Other recommendations are: That in view of the failure of existing methodology, the UN should bring activities associated with the declaration of 2011 as the International Year of People of African Descent and decade following, away from the cozy conference rooms to the public domains in Africa and the Diaspora;

That existing linkages between Africa institutions and their counterparts in the Diaspora should be strengthened and deepened to promote a better understanding of African social realities; That the African Union should create opportunities for Africa and Diaspora cooperation to address contemporary problems of HIV/AIDS, public health challenges and youth empowerment, gender matters and not just money remittances.

The Keynote address titled: Sustaining the Continuum of African Civilization in Brazil as an Instrument of Afro-Brazilian Struggle and Emancipation, was delivered by Mrs. Silvany Euclenio Silva, Secretary for Policies on Traditional Communities of the Special Secretariat for the Promotion of Racial Equality (SEPPIR), representing Ms. Luiza Barros, Honourable Minister of SEPPIR Brazil.

The opening events included music by Songs of Africa Ensemble. Panel sessions held on Tuesday 30 and Wednesday, October 31. Topics at the plenary include: “The Future is now: Connecting African Worlds,” and “African Women’s Movements and the push for Democracy and Good Governance: A Test of the Efficacy of Multicultural Feminist Theory,” among others. The closing sessions took place Thursday, November 1 with a reception, after a morning excursion.

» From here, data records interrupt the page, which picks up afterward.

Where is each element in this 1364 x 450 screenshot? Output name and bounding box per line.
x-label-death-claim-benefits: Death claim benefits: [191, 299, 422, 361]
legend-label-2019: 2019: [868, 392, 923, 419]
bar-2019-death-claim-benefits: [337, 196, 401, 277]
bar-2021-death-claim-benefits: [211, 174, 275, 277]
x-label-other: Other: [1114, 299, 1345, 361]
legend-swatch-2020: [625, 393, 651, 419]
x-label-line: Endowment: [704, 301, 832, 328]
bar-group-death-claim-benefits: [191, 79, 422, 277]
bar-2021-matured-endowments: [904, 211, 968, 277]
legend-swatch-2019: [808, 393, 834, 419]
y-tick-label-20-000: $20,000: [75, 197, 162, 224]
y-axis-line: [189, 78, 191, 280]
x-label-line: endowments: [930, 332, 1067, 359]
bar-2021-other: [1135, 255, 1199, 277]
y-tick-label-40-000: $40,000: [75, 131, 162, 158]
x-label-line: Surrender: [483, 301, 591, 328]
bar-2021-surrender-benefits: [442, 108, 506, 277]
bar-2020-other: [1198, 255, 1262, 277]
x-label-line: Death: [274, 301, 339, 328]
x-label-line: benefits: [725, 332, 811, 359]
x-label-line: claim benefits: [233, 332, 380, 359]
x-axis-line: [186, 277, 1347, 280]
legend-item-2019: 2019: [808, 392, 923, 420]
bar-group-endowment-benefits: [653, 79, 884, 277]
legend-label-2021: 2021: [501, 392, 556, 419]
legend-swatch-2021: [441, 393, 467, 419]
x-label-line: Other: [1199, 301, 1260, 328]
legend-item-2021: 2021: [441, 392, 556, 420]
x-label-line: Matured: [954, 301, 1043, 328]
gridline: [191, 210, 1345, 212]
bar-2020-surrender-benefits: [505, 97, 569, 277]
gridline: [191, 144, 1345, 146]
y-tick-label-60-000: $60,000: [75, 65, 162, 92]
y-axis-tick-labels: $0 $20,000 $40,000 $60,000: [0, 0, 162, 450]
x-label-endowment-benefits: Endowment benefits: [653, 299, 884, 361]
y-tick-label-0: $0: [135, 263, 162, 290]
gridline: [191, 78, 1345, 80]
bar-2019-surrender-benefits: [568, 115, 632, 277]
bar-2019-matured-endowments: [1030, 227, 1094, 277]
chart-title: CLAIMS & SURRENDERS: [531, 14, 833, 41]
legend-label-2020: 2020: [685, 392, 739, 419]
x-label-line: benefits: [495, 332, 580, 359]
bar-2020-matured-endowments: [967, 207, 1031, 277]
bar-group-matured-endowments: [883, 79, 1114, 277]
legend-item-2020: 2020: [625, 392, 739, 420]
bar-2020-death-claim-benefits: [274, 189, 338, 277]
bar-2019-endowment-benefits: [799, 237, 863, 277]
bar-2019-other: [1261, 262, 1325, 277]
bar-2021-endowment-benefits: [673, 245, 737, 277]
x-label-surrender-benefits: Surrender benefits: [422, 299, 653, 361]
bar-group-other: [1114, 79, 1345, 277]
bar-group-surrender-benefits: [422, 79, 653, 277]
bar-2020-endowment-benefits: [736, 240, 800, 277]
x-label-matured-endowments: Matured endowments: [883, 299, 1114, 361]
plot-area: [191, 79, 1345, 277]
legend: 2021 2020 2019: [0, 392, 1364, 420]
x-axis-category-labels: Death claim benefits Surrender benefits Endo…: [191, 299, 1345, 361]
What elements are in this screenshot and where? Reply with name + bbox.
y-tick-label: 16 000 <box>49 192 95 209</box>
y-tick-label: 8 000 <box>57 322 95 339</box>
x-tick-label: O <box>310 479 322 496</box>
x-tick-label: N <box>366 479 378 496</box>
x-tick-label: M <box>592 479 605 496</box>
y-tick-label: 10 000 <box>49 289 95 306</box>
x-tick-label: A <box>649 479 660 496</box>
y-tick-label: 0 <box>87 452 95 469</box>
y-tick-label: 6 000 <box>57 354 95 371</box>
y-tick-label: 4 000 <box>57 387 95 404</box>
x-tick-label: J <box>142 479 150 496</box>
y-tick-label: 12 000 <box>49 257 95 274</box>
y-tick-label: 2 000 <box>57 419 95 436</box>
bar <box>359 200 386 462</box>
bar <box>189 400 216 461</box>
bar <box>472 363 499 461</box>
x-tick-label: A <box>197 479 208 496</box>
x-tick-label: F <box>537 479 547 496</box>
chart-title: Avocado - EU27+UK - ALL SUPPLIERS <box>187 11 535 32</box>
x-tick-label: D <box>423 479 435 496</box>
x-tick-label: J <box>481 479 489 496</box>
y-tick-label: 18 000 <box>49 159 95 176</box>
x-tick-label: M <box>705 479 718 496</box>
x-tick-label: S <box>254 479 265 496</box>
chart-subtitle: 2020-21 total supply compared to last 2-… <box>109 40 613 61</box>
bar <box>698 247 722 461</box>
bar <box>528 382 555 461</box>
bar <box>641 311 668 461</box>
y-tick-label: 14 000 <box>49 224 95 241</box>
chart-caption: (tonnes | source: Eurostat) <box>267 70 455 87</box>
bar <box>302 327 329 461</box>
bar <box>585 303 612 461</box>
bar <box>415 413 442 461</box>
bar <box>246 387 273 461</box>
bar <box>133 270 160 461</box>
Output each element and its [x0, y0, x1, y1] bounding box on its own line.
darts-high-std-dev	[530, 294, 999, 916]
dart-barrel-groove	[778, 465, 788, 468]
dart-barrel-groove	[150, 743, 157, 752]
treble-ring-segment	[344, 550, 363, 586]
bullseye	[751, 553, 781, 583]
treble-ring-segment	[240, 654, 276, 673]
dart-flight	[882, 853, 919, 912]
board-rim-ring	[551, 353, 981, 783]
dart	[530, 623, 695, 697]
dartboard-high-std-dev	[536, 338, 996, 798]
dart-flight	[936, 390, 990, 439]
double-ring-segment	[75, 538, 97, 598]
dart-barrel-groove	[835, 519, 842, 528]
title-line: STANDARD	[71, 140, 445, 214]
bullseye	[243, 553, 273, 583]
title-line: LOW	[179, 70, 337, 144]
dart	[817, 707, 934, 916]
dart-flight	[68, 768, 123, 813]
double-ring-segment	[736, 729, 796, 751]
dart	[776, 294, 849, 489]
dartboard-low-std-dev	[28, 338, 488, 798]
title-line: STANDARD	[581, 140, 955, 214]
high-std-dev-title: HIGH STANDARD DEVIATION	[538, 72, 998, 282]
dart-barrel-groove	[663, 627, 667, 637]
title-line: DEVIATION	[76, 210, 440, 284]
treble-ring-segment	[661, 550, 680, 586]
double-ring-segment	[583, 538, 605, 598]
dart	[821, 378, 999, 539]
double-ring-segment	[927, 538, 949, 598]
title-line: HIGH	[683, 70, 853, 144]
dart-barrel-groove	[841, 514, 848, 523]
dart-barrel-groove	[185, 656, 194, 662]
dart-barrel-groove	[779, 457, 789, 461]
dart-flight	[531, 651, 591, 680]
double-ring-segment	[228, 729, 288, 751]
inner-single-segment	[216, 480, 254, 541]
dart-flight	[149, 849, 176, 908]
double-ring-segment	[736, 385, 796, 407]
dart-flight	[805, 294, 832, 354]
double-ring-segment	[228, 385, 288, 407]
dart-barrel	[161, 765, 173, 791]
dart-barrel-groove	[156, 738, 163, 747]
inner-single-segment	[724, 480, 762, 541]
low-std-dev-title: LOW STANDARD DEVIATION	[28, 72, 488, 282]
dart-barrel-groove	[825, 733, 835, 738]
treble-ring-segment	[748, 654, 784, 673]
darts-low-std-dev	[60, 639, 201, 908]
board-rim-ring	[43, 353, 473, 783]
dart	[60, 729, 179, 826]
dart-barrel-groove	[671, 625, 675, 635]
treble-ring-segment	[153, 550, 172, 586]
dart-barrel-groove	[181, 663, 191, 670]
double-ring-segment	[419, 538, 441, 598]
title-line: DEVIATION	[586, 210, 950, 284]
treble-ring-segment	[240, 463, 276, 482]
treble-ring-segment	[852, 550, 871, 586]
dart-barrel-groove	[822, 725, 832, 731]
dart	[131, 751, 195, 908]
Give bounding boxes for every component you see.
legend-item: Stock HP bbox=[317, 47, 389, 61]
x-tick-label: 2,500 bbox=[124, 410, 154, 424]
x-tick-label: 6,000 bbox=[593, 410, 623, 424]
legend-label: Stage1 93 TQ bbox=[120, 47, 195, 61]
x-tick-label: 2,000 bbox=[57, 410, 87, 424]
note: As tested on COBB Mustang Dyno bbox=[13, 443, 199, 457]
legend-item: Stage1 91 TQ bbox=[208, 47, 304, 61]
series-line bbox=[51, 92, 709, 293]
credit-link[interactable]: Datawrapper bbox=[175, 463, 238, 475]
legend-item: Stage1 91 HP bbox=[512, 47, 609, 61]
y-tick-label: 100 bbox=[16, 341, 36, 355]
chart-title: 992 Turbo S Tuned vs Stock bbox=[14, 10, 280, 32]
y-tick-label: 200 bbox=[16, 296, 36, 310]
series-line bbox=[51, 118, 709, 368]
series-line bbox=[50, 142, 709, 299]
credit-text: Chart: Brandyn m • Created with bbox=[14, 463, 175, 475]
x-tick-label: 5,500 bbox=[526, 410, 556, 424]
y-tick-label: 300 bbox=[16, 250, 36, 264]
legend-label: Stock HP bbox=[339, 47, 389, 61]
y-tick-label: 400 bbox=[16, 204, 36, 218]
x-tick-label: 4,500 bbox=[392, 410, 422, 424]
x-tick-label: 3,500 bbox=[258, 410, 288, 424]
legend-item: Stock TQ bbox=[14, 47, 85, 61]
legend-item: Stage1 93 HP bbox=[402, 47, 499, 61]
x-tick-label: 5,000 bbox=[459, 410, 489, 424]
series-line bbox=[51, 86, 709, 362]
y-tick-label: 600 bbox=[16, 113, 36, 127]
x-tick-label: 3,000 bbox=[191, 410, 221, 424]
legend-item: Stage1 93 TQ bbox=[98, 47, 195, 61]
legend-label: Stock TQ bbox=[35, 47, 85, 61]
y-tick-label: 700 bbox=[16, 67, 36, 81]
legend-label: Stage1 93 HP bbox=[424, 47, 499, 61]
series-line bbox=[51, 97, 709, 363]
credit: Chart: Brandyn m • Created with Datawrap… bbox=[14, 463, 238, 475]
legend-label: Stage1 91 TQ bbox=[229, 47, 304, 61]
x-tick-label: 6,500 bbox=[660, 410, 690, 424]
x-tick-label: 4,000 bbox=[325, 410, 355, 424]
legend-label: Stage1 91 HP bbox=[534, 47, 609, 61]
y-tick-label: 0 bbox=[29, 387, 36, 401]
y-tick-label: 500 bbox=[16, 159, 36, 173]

Notable scholars and personalities in attendance include:  High Chief Edem Duke, Minister, Federal Ministry of Tourism, Culture and National Orientation; Mr. Charlie A. Dooley, St. Louis County Executive;  Professor Thomas George, Chancellor of the University of Missouri–St. Louis; Professor Joel Glassman, the Associate Provost for Academic Affairs and Director of the International Studies and Programmes, University of Missouri-St. Louis; Professor Wande Abimbola, (Awise Agbaye) Ifa Heritage Institute, Oyo, Nigeria; Professor. Niyi Coker, E. Desmond Lee Endowed Professor of African/African-American Studies, University of Missouri – St. Louis; Matlotleng Patrick Matlou, PhD, former Executive Director, Africa Institute of South Africa (AISA), Pretoria, South Africa.

Others include: Professor L. Adele Jinadu, PhD, Department of Political Science, University of Lagos; Professor Unionmwan Edebiri, OFR, PhD, Department of Foreign Languages, University of Benin, Benin City; Professor Olu Obafemi, FNAL, Director of Research,  National Institute for Policy and Strategic Studies, Kuru, near Jos; Marta M. Maffia, Dra., National Research Council (CONICET) and Faculty of Natural Sciences and Museum, Department of Ethnography, National University of La Plata, La Plata, Argentina; Omofolabo Ajayi-Soyinka, PhD, Women, Gender and Sexuality Studies, Department of Theatre, University of Kansas, Lawrence, Kansas.

As well as: El Hadji Samba Amadou Diallo, PhD, African and African American Studies Program, Washington University in Saint Louis, Missouri; Mr. Martin Adaji, Artistic Director, National Troupe of Nigeria; Mr. Kabir Yusuff, General Manager, National Theatre of Nigeria (NTN); Mr. Muku Abdullah, Director General, National Gallery of Arts (NGA), Nigeria; and Eva I. Shaw-Taylor, PhD, The Institute for Diasporan & African Culture (TIDAC), Brooklyn, New York, United States.